My favourite and the most-reliable recipes from this month were, in no particular order:

The Mocklers’ Cesar Salad

Note from Brit: “To make our Cesar salad you should have a big wood turned bowl. My parents have had theirs for 20 years and ceasar salad is the only thing they make in it. Mom and dad have now added anchovies as per the traditional recipe, but didn’t add them when we were growing up so I’m not including them.”

3-4 cloves of minced garlic
1 egg yolk
Salt and Pepper to taste
1 heaping tablespoon of dijon mustard
1/2 cup (or so depending on amount you want) vegetable oil
Splash of red wine vinegar
Juice of 1 lemon (less if you want less citrus)
1/4 cup of grated fresh parmigiano
Homemade croutons done on the stove top with butter
Farmers market bacon crumbled
Extra parmigiano for the top
Add garlic, egg yolk and salt and pepper to wooden bowl. Whisk, then add dijon. Add oil slowly, while whisking to avoid separation. Add vinegar, lemon and parmigiano and whisk. Toss salad with rest of ingredients.

Kate MacRae’s Burger Beef Stew

1 pound ground beef (can substitute soya replacement, is apparently even more delicious!)
¼ minced onion
2 cloves garlic, minced
3 cups tomato juice
1 cup water
2 cans cream of celery soup (Campbell’s is best)
¼ tsp black pepper
¼ tsp marjoram
1 bay leaf
1 tsp cane sugar
2 cups carrots, shredded

In a large Dutch oven, brown meat and onion, then add rest of the ingredients and stir well. Simmer until it all comes together and thickens and make sure to serve it the next day, as it needs to find its legs.

Mrs. Long’s Apple Pandowdy

Combine 1 cup of sugar, 1 tsp of cinnamon, and 1 tbsp. of butter (cut into small pieces) with 4-6 apples or 4 cups of finely chopped apples. For the topping whisk 1 large egg in a cup or bowl. Add 2 tbsp. of melted butter to the eggs. In a mixing bowl, combine ½ cup of flour with ½ cup of sugar, ¼ tsp. of baking soda, ¾ tsp. cream of tartar. Blend the two parts together. Spoon this mixture over apples. Bake in a hot oven.

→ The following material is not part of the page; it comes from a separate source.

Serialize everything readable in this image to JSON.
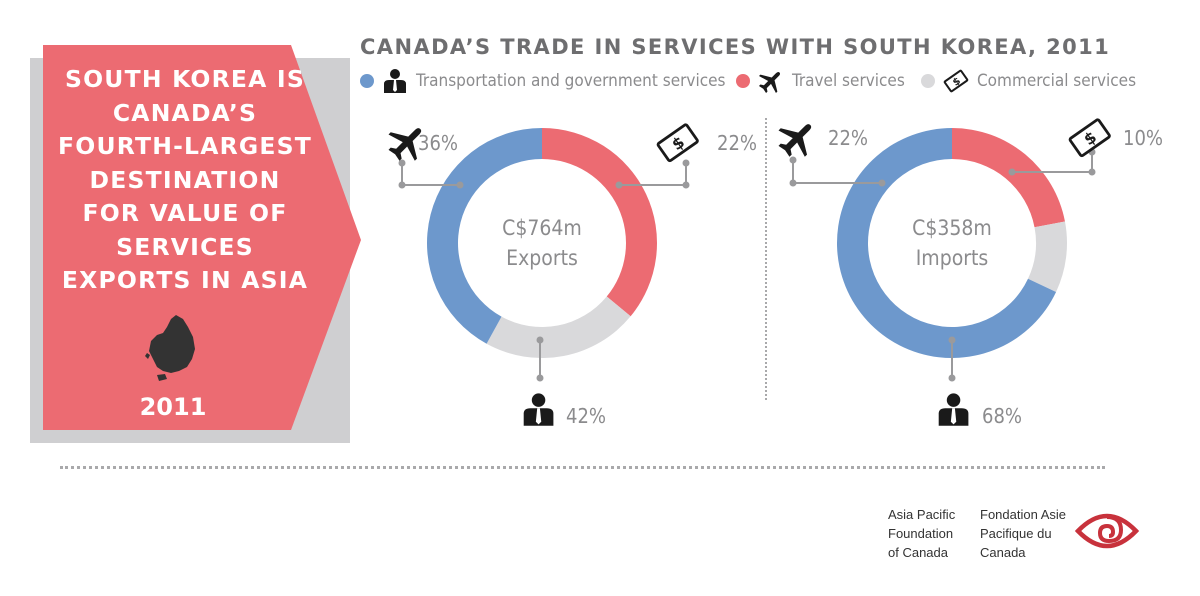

Serve with whipped cream.

The Moores’ Raspberry Vinegar Shrub

Fill a glass bowl with raspberries (any amount) and pour just enough vinegar over the berries to completely cover them.  Cover the bowl and let stand for several days, say up to a week.  Strain the berries through the cheesecloth — don’t mash! — saving the juice in a sauce pan.  Measure the juice and add an equal amount of sugar.  Bring to a boil and simmer for 20 minutes.  Cool slightly and bottle.  Store in a cool dark place (like a damp old cellar with a dirt floor).

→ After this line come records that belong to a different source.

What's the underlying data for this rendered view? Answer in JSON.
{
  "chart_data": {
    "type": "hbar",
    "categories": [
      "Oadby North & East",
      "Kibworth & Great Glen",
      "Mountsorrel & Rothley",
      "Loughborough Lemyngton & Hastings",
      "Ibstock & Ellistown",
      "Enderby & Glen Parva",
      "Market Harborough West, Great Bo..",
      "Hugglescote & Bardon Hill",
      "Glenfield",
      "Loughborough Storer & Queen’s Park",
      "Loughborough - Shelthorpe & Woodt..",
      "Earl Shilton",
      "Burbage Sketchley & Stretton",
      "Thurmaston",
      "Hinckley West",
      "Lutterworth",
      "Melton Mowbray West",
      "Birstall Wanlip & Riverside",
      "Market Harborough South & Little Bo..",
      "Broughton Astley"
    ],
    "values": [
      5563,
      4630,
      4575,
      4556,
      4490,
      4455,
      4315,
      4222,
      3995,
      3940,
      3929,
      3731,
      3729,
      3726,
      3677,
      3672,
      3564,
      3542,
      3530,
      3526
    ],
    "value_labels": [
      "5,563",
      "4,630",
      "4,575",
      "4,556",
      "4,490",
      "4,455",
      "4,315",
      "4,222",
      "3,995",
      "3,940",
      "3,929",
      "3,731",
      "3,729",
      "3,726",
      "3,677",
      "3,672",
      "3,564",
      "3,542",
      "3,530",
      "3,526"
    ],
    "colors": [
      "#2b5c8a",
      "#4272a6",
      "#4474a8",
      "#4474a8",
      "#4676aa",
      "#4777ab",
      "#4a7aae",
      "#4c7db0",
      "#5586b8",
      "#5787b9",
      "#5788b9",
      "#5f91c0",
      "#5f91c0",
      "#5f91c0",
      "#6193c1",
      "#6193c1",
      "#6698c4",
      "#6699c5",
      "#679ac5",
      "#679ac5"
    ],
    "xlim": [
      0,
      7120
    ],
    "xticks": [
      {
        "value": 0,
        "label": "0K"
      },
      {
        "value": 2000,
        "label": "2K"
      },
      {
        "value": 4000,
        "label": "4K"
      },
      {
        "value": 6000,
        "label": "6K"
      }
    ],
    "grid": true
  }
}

To serve, dilute with cold water before drinking, 3 or 4 parts water to one part raspberry vinegar, depending on your individual taste.

Note from Donald: My parents were very frugal and served it up to us kids as weak as they could get away with, but as an adult I learned that it was even tastier when mixed somewhat stronger!  No longer constrained by teetotaling parents, I also enjoy mixing it with vodka and club soda, but it’s pretty darn good with just plain cold water and a couple of ice cubes.

And the final recipe was, in fact, our first! Grand-maman Roy’s Molasses Cookies proved a high bar, and they’re still a favourite in our house.